Por Edmundo Urrutia
18 de julio del 2019
La pequeña figura de Julia Esquivel no revela en lo inmediato su grandeza. Uno la descubre cuando se va mostrando su sabiduría, cuando poco a poco se hace evidente su amplio conocimiento de las teologías, su profunda religiosidad, la rica experiencia de una vida dedicada a pensar, amar y sufrir a Guatemala, de ayudar al prójimo y escribir poesía. No conozco a nadie que haya vivido la Biblia como ella, que tenga la capacidad de pensar al ser humano y la vida desde lo mejor del saber espiritual contenido en esas viejas páginas. Es ecuménica Julia porque su compromiso con la verdad trasciende los límites impuestos por las sectas, porque su amor a la humanidad no encuentra barreras en los fanatismos que desafortunadamente pueblan el mundo ahora.

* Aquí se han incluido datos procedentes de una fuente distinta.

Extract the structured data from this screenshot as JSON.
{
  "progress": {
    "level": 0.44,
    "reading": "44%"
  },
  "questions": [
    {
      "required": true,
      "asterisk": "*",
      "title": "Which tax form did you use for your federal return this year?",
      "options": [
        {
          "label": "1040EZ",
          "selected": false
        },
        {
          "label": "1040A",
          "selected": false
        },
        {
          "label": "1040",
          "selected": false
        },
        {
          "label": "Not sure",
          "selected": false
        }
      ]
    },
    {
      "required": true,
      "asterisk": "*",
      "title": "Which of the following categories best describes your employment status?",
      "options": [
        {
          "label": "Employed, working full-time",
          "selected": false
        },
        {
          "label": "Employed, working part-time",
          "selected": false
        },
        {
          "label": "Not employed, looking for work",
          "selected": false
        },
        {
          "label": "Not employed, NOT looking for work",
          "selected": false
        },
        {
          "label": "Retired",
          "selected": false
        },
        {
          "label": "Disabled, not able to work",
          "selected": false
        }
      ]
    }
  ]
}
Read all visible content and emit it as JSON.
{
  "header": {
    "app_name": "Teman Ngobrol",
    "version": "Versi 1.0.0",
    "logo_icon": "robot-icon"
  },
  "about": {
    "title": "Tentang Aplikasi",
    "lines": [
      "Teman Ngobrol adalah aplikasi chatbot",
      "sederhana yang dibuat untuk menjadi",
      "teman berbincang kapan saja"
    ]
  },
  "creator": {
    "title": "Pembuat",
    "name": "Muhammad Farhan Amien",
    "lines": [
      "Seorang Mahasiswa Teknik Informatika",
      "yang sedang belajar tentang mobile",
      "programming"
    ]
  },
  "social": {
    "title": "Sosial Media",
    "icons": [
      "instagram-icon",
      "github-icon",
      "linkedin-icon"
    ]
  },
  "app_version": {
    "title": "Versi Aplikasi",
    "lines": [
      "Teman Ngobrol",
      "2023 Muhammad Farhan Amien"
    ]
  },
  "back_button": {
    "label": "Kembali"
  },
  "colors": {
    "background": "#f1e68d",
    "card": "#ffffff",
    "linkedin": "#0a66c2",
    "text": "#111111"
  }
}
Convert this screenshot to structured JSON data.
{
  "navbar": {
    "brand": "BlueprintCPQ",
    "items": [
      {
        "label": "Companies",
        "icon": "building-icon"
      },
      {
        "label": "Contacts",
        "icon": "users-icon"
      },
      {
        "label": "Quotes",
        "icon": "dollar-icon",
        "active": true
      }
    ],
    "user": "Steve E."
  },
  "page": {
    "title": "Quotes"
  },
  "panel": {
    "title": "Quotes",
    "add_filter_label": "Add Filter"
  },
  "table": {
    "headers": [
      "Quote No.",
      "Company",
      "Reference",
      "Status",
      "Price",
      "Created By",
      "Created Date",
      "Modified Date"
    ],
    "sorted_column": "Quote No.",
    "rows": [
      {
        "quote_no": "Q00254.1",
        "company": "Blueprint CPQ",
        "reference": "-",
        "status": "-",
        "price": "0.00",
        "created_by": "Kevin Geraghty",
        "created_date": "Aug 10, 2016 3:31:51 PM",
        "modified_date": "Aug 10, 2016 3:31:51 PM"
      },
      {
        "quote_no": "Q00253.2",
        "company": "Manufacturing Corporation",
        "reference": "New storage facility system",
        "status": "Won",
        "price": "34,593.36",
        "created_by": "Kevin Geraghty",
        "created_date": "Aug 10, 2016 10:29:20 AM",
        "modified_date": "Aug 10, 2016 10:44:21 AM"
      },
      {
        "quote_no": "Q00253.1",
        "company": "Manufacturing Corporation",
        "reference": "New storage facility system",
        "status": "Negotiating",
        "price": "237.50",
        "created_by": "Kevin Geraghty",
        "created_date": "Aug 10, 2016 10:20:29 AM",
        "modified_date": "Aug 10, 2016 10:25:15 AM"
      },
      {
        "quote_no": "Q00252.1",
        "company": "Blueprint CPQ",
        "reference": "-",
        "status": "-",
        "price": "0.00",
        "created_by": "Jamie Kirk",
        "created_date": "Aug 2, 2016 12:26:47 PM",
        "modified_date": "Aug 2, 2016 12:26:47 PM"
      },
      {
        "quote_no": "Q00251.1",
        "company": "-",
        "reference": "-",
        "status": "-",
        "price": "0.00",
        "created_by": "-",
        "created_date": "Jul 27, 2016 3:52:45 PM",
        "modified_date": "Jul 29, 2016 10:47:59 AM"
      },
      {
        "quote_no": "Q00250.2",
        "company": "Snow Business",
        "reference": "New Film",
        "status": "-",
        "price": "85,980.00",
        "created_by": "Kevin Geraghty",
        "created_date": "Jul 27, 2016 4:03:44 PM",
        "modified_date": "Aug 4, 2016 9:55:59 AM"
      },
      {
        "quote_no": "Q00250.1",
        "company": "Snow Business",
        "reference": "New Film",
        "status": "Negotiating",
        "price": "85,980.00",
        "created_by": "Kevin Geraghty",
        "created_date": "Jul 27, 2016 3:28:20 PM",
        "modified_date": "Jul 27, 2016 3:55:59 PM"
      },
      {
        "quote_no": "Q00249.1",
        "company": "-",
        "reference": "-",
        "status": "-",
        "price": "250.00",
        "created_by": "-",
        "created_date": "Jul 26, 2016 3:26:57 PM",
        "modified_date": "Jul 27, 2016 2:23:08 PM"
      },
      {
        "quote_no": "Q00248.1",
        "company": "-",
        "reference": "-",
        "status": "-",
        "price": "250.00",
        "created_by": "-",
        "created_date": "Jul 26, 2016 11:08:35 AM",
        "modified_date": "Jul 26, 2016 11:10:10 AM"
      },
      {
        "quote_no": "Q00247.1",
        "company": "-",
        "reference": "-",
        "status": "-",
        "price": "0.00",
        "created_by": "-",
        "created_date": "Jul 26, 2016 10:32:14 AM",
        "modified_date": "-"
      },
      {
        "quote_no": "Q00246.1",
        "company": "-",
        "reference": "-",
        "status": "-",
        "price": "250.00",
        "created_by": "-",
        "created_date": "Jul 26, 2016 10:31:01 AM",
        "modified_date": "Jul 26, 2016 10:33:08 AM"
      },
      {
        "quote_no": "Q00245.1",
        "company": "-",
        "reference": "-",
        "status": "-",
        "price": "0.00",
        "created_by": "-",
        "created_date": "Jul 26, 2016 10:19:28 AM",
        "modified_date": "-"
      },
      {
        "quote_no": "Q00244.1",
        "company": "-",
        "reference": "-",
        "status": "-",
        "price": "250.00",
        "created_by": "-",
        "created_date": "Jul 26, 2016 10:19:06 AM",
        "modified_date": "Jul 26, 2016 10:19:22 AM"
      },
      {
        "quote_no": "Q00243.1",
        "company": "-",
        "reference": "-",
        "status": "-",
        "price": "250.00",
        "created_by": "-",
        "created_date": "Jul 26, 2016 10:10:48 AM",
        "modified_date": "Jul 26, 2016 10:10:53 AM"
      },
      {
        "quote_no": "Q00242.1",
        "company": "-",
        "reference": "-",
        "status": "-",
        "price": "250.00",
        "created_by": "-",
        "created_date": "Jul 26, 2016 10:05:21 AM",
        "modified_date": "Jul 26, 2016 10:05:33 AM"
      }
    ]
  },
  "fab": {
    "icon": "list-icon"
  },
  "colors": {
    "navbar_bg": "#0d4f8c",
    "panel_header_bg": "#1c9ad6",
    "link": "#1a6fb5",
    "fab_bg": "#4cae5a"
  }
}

Nunca olvidaré el bello relato con el que nos deleitó cuando con su voz gangosa y pura, nos enteramos que de niña vivió en los alrededores del Palacio Nacional en tiempos de la Revolución de Octubre, que por ello los medios días después de la escuela iba libre y juguetonamente a patinar en los pisos encerados del Palacio, y que de vez en cuando se cruzaba con un rubio señorón que al verla la saludaba acariciando su cabeza infantil. Era el presidente Juan José Arévalo y esos luminosos días le han hecho siempre recordar con amor aquella gesta frustrada de nuestra historia.
Estuve a punto de conocerla a principios de los años noventa, el día en que en los suburbios de Cleveland iba a dar una lectura de su poesía. Una tarde de otoño, me pregunté cuando me dirigía al evento, quién es Julia Esquivel que logra movilizar a decenas de norteamericanos convocados a un extenso prado a la orilla de un riachuelo, para escuchar con amor sus versos sobre nuestras luchas y nuestras esperanzas. Ahí estaban esperándola los cristianos de Justicia y Paz junto a sus aliados los ancianos de la última generación del Partido Comunista de los Estados Unidos, liderados en contraste por un joven que con pena informó que Julia no iba a leer sus poemas, pues una ventisca había retrasado su vuelo. En su lugar, él mismo recitó el eterno poemario de Julia, Florecerás Guatemala, uno de grandes sus legados.
Tuvo que huir y exilarse Julia en los años 70, su labor evangélica y su periodismo comprometido con la causa de los pobres la pusieron en la mira de los violentos defensores del régimen oprobioso de aquellos terribles días. La medida de la miseria de moral de aquellos hombres, se puede determinar por el miedo que les producía la palabra de esta menuda mujer cuyas únicas armas eran la palabra de Dios y la poesía. Durante años, viajó por el mundo llevando consigo el testimonio del martirio de los pueblos de Guatemala, de su inagotable sed de justicia y de su disposición de seguir la lucha hasta cuando sea necesario.
Poeta y teóloga, sus enseñanzas perdurarán y serán la semilla de lo nuevo y bueno. “No nacemos humanos -dijo Julia al recibir la Orden Juan José Gerardi- nos hacemos humanos en la medida en que nos encontramos con los despreciados”. Eso resume la ética de nuestra amada Julia que en estos días se encuentra en el umbral de la vida y la muerte.